From the dreamy slo-mo of its opening shower scene, drenched in Pino Donaggio's score, through the split-screen sensation of its fiery central party piece, to the final graveside "jumper", Brian De Palma's 1976 adaptation of Stephen King's slim first published novel hit all the high notes.
This presents something of a problem for Kimberly Peirce, leaving her update very little space in which to "reimagine" the tale of a bullied adolescent whose repressed rage manifests itself in telekinetic revenge. Yes, we get the inevitable addition of mobile-phone footage that allows Carrie's initial humiliation to spread around the school like modern digital wildfire. And yes, the fiercely talented Chloë Grace Moretz is the first actress to play Carrie close to her actual age (both Sissy Spacek and TV remake star Angela Bettis were in their 20s when they took on the role).

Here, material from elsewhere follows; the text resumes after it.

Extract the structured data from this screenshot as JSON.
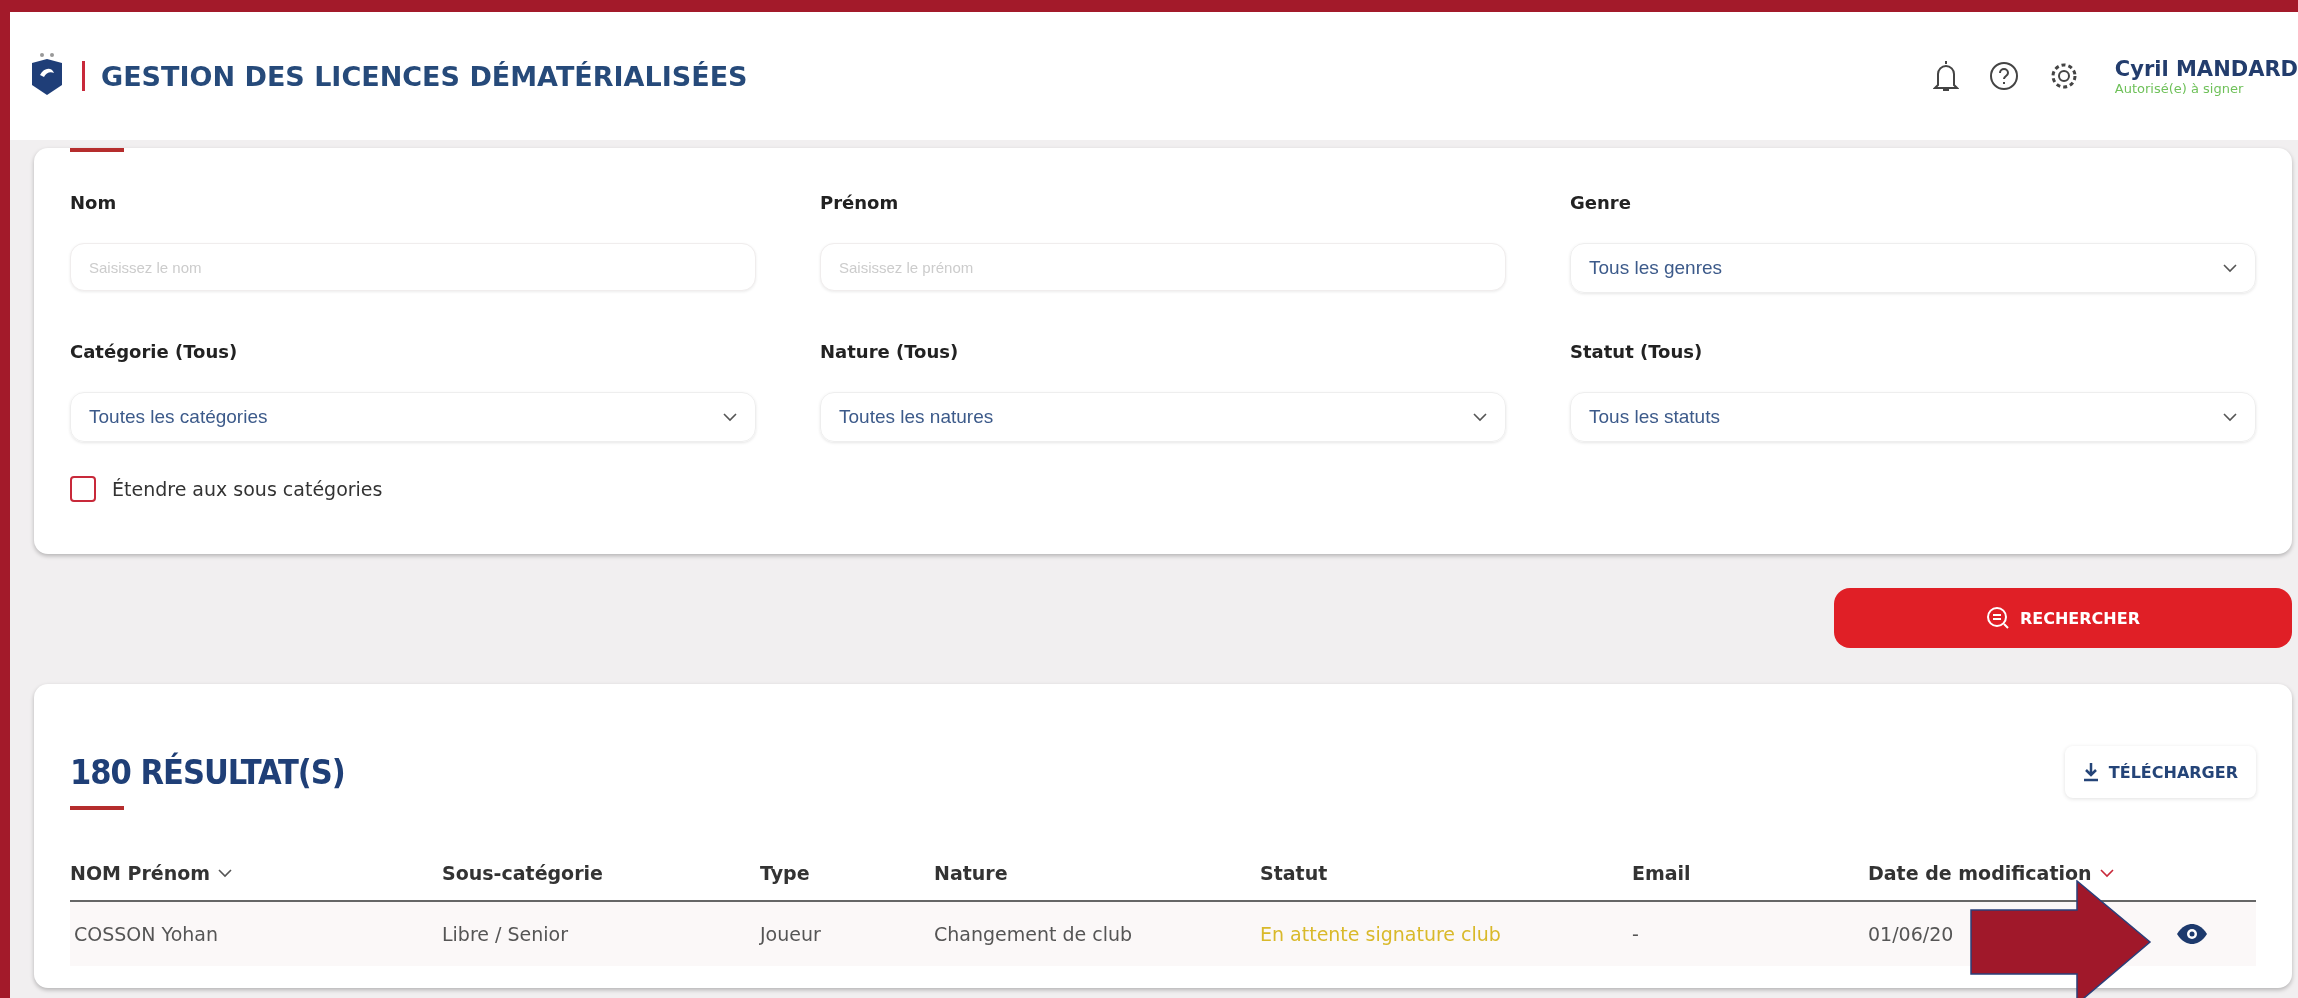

But other than that, this is uninventive fare, remaining largely faithful to both King's novel and De Palma's film with oddly inert results. The story itself retains its feminine core; the men are still sidelined as Carrie's dawning womanhood tears her away from her evangelistic mother (Julianne Moore notably less scary than Piper Laurie), while her peers veer between the sisterly and the psychotic.
There are some well-observed vignettes of the Mean Girl horrors of high school and the enhanced effects may pacify those teen audiences who would now probably sneer at De Palma's snakey firehoses-on-strings finale. If so, that's no bad thing – this is a sturdy tale that deserves to find a new audience. It's just a shame they won't find anything new in the process.